Miriam and Ian stand in the cold, quiet well inside their front door. He looks at her, then frowns and turns, and in this split second she thinks she can see contempt. For what? For her upset?
He is marching down towards his study and she follows him.
‘What was all that rattling about with the window? Can’t you sit still for a minute?’ she says, spoiling for him to swivel on his heels and give as good as she wants to give him.
‘Leave me alone,’ he says icily. He stands behind his desk, pretending to leaf through some papers.
She walks out of the study and he shouts after her, ‘Where are you going – for another lie-down?’ and she turns and storms back in, and when she gets there, his face is a jagged mess of fury and accusation. ‘Why is your distress the only thing in the room?’ he demands.
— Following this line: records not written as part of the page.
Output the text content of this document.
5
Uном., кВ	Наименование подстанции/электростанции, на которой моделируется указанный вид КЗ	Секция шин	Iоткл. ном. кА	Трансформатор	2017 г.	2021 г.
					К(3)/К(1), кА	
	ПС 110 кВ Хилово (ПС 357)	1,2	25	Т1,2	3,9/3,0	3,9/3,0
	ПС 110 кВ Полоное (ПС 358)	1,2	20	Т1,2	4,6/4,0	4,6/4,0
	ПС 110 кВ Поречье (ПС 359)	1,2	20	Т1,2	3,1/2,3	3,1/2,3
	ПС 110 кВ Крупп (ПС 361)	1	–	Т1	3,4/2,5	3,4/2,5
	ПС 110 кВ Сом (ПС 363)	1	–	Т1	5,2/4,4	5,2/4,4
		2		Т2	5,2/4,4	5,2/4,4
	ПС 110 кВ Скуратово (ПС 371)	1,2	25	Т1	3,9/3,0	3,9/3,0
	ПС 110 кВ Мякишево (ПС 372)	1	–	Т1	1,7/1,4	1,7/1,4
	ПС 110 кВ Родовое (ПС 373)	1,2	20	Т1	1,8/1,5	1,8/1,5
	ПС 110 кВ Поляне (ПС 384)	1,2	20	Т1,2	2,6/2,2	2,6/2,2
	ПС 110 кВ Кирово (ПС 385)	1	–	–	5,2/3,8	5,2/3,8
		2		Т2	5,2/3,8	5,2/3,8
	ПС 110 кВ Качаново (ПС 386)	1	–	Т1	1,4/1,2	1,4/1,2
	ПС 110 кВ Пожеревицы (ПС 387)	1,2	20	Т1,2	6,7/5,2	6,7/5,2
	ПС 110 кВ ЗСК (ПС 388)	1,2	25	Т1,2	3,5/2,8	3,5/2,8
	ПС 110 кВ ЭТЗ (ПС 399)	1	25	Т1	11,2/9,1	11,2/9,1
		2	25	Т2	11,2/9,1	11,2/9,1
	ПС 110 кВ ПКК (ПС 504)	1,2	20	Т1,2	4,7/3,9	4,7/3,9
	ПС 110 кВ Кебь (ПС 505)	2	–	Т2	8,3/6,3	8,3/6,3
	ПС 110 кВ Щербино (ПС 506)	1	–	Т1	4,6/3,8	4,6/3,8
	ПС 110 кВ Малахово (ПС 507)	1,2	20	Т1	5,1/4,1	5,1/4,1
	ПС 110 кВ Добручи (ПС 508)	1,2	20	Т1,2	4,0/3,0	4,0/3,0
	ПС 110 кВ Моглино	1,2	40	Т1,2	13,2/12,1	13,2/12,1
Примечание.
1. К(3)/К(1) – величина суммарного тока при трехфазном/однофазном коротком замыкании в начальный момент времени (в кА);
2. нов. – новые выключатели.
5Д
‘It isn’t, Ian, but you won’t allow me any grief at all. She’s my daughter.’
‘And she’s mine, and you sobbing or lying in a darkened room the whole time doesn’t help.’
‘What do you want me to do?’
He is silent, his head bowed again towards his desk, but she knows he is fizzing and enraged just like her.
‘Stop acting like this is my fucking fault,’ she says and walks out again.